In de omstandigheid dat [appellante] uitdrukkelijk heeft toegezegd aan het gevorderde te voldoen ziet het hof aanleiding de oplegging van een dwangsom achterwege te laten, althans op dit moment. Mocht blijken dat [appellante] niet genoegzaam aan de veroordeling voldoet, kan in een later stadium van de procedure op verlangen van Vano zo nodig alsnog een dwangsom worden opgelegd.
6.7.
Het hof ziet aanleiding de beslissing omtrent de proceskosten van het incident aan te houden.
In de hoofdzaak
6.8.
De zaak wordt naar de rol verwezen voor beraad.

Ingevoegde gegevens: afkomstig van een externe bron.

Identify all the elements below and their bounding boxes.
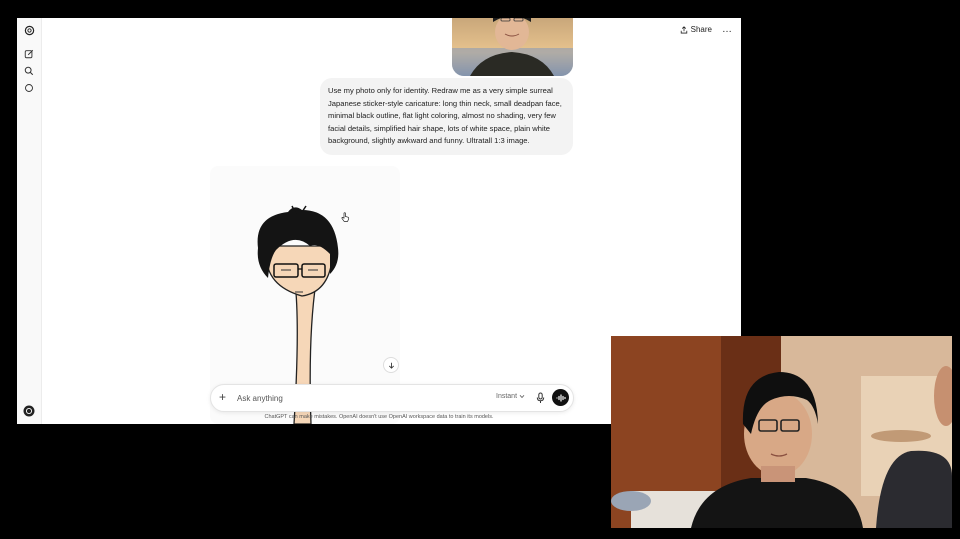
arrow-down-icon — [388, 362, 394, 369]
model-mode-label: Instant — [496, 393, 518, 400]
share-label: Share — [690, 25, 712, 34]
scroll-down-button[interactable] — [383, 357, 399, 373]
microphone-icon[interactable] — [536, 391, 545, 409]
library-icon[interactable] — [23, 82, 35, 94]
waveform-icon — [555, 393, 566, 402]
new-chat-icon[interactable] — [23, 48, 35, 60]
chevron-down-icon — [519, 394, 525, 399]
uploaded-photo[interactable] — [452, 18, 573, 76]
pointer-hand-icon — [341, 209, 350, 227]
prompt-input[interactable] — [235, 390, 439, 406]
openai-logo-icon[interactable] — [23, 24, 35, 36]
share-button[interactable]: Share — [680, 25, 712, 34]
attach-plus-icon[interactable]: + — [219, 391, 226, 403]
share-icon — [680, 25, 687, 33]
composer: + Instant — [210, 384, 574, 412]
user-message-bubble: Use my photo only for identity. Redraw m… — [320, 78, 573, 155]
search-icon[interactable] — [23, 65, 35, 77]
voice-mode-button[interactable] — [552, 389, 569, 406]
presenter-video — [611, 336, 952, 528]
more-options-button[interactable]: … — [722, 24, 733, 35]
model-mode-selector[interactable]: Instant — [496, 393, 525, 400]
sidebar-rail — [17, 18, 42, 424]
header-actions: Share … — [680, 24, 733, 35]
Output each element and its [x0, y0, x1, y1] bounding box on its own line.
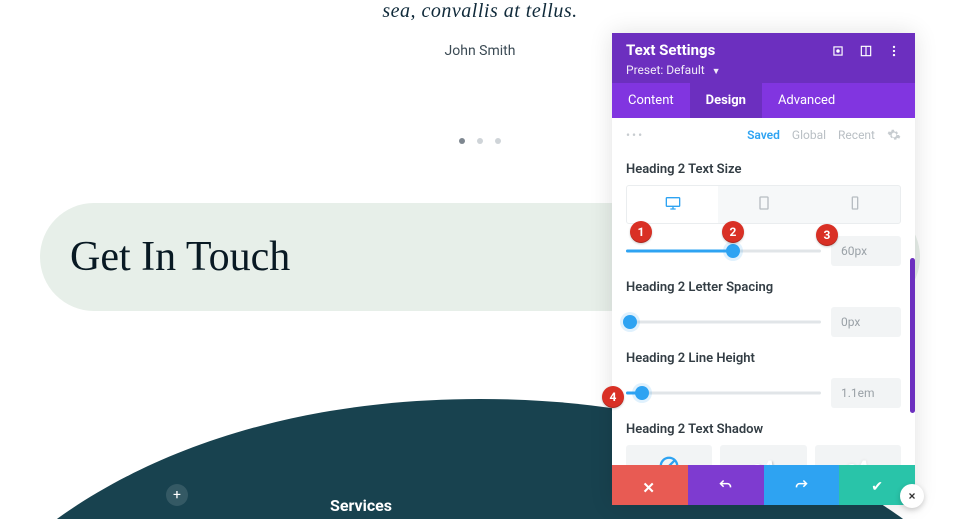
panel-body: ••• Saved Global Recent Heading 2 Text S…: [612, 118, 915, 465]
tab-advanced[interactable]: Advanced: [762, 83, 851, 118]
testimonial-quote: sea, convallis at tellus.: [0, 0, 960, 23]
panel-tabs: Content Design Advanced: [612, 83, 915, 118]
letter-spacing-value[interactable]: 0px: [831, 307, 901, 337]
filter-recent[interactable]: Recent: [838, 128, 875, 142]
letter-spacing-control: 0px: [626, 307, 901, 337]
callout-4: 4: [602, 386, 624, 408]
more-icon[interactable]: [887, 43, 901, 57]
help-icon[interactable]: [831, 43, 845, 57]
panel-title: Text Settings: [626, 41, 715, 59]
preset-label: Preset:: [626, 63, 663, 77]
filter-saved[interactable]: Saved: [747, 128, 780, 142]
undo-button[interactable]: [688, 465, 764, 505]
callout-2: 2: [722, 221, 744, 243]
layout-icon[interactable]: [859, 43, 873, 57]
shadow-preset-2[interactable]: aA: [815, 445, 901, 465]
panel-header: Text Settings Preset: Default ▼: [612, 33, 915, 83]
shadow-sample: aA: [752, 456, 775, 465]
carousel-dot[interactable]: [495, 138, 501, 144]
device-phone[interactable]: [809, 186, 900, 223]
check-icon: [871, 476, 883, 495]
gear-icon[interactable]: [887, 128, 901, 142]
responsive-device-tabs: [626, 185, 901, 224]
drag-handle-icon[interactable]: •••: [626, 128, 644, 142]
tab-content[interactable]: Content: [612, 83, 690, 118]
text-settings-panel: Text Settings Preset: Default ▼ Content …: [612, 33, 915, 505]
text-size-control: 60px: [626, 236, 901, 266]
redo-icon: [794, 478, 809, 493]
preset-filter-row: ••• Saved Global Recent: [626, 118, 901, 148]
add-section-button[interactable]: +: [166, 484, 188, 506]
discard-button[interactable]: [612, 465, 688, 505]
expand-icon: [906, 490, 918, 502]
shadow-preset-1[interactable]: aA: [720, 445, 806, 465]
shadow-none[interactable]: [626, 445, 712, 465]
carousel-dot[interactable]: [477, 138, 483, 144]
tab-design[interactable]: Design: [690, 83, 762, 118]
section-title-letter-spacing: Heading 2 Letter Spacing: [626, 280, 901, 295]
line-height-control: 1.1em: [626, 378, 901, 408]
line-height-slider[interactable]: [626, 385, 821, 401]
scrollbar[interactable]: [910, 258, 915, 413]
undo-icon: [718, 478, 733, 493]
carousel-dot[interactable]: [459, 138, 465, 144]
footer-col-services: Services: [330, 496, 392, 515]
panel-footer: [612, 465, 915, 505]
letter-spacing-slider[interactable]: [626, 314, 821, 330]
shadow-sample: aA: [846, 456, 869, 465]
line-height-value[interactable]: 1.1em: [831, 378, 901, 408]
redo-button[interactable]: [764, 465, 840, 505]
section-title-text-size: Heading 2 Text Size: [626, 162, 901, 177]
device-tablet[interactable]: [718, 186, 809, 223]
close-icon: [642, 478, 657, 493]
section-title-line-height: Heading 2 Line Height: [626, 351, 901, 366]
preset-selector[interactable]: Preset: Default ▼: [626, 63, 901, 77]
callout-1: 1: [630, 221, 652, 243]
preset-value: Default: [666, 63, 704, 77]
filter-global[interactable]: Global: [792, 128, 826, 142]
text-shadow-options: aA aA: [626, 445, 901, 465]
text-size-value[interactable]: 60px: [831, 236, 901, 266]
none-icon: [658, 455, 680, 465]
text-size-slider[interactable]: [626, 243, 821, 259]
device-desktop[interactable]: [627, 186, 718, 223]
chevron-down-icon: ▼: [712, 67, 721, 77]
callout-3: 3: [816, 224, 838, 246]
expand-handle[interactable]: [900, 484, 924, 508]
section-title-text-shadow: Heading 2 Text Shadow: [626, 422, 901, 437]
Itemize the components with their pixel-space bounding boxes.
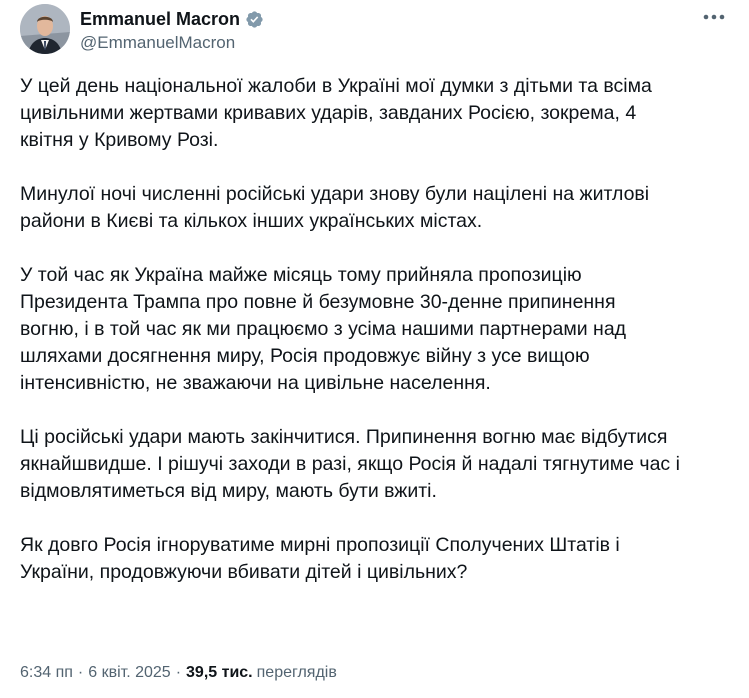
avatar[interactable] [20,4,70,54]
views-count: 39,5 тис. [186,664,253,681]
tweet-card: Emmanuel Macron @EmmanuelMacron У цей де… [0,0,749,698]
meta-separator: · [175,664,182,681]
tweet-paragraph: Минулої ночі численні російські удари зн… [20,183,650,232]
tweet-text: У цей день національної жалоби в Україні… [20,73,732,613]
tweet-time[interactable]: 6:34 пп [20,664,73,682]
views-label: переглядів [256,664,337,681]
more-horizontal-icon [703,14,725,20]
tweet-paragraph: У той час як Україна майже місяць тому п… [20,264,627,394]
author-handle[interactable]: @EmmanuelMacron [80,33,264,53]
tweet-paragraph: Ці російські удари мають закінчитися. Пр… [20,426,680,502]
verified-badge-icon[interactable] [245,10,264,29]
avatar-image [20,4,70,54]
tweet-meta: 6:34 пп · 6 квіт. 2025 · 39,5 тис. перег… [20,664,337,682]
tweet-paragraph: У цей день національної жалоби в Україні… [20,75,652,151]
author-block: Emmanuel Macron @EmmanuelMacron [80,8,264,53]
more-options-button[interactable] [701,6,727,28]
name-row: Emmanuel Macron [80,8,264,30]
author-name[interactable]: Emmanuel Macron [80,9,240,30]
tweet-paragraph: Як довго Росія ігноруватиме мирні пропоз… [20,534,620,583]
meta-separator: · [77,664,84,681]
tweet-date[interactable]: 6 квіт. 2025 [88,664,170,682]
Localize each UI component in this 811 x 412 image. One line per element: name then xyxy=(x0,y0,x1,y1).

Iedere verdere beslissing wordt aangehouden.

7.De beslissing

Het hof:
in het incident:
veroordeelt [appellante] om binnen drie weken na betekening van dit arrest aan Vano te verschaffen: een kopie van de complete beheer- en exploitatieadministratie van [appellante] in-zake het pand aan de [adres] te [plaats] vanaf 31 januari 2008 tot heden, welke administratie in elk geval zal dienen te bestaan uit:
- een verificatoire specificatie van datgene wat sinds 31 januari 2008 door huurders aan huurpenningen en servicekosten werd voldaan;
- alle documentatie rond mutaties van huurovereenkomsten sinds januari 2008, waaronder begrepen opzeggingen, ontbindingen en aanpassingen;
- een overzicht (met onderliggende contractstukken) van alle verhuur die sinds 31 januari 2008 heeft plaatsgevonden;
- de schriftelijke neerslag van de inspanningen tot verhuur die sinds 31 januari 2008 hebben plaatsgevonden;
- de correspondentie (brieven, e-mails, telefoonnotities) die sinds 31 januari 2008 ter zake van genoemd pand met huurders en derden heeft plaatsgevonden;
- verificatoire stukken waaruit blijkt van beheer en onderhoud van het gebouw en het omliggende erf;
verklaart dit arrest tot zover uitvoerbaar bij voorraad;
wijst af het meer of anders gevorderde;
houdt de beslissing over de proceskosten aan tot de einduitspraak in de hoofdzaak;
in de hoofdzaak:
verwijst de zaak naar de rol van 16 december 2014 voor beraad;
houdt iedere verdere beslissing aan.
Dit arrest is gewezen door mrs. S.M.A.M. Venhuizen, M.G.W.M. Stienissen en M. van Ham en is in het openbaar uitgesproken door de rolraadsheer op 4 november 2014.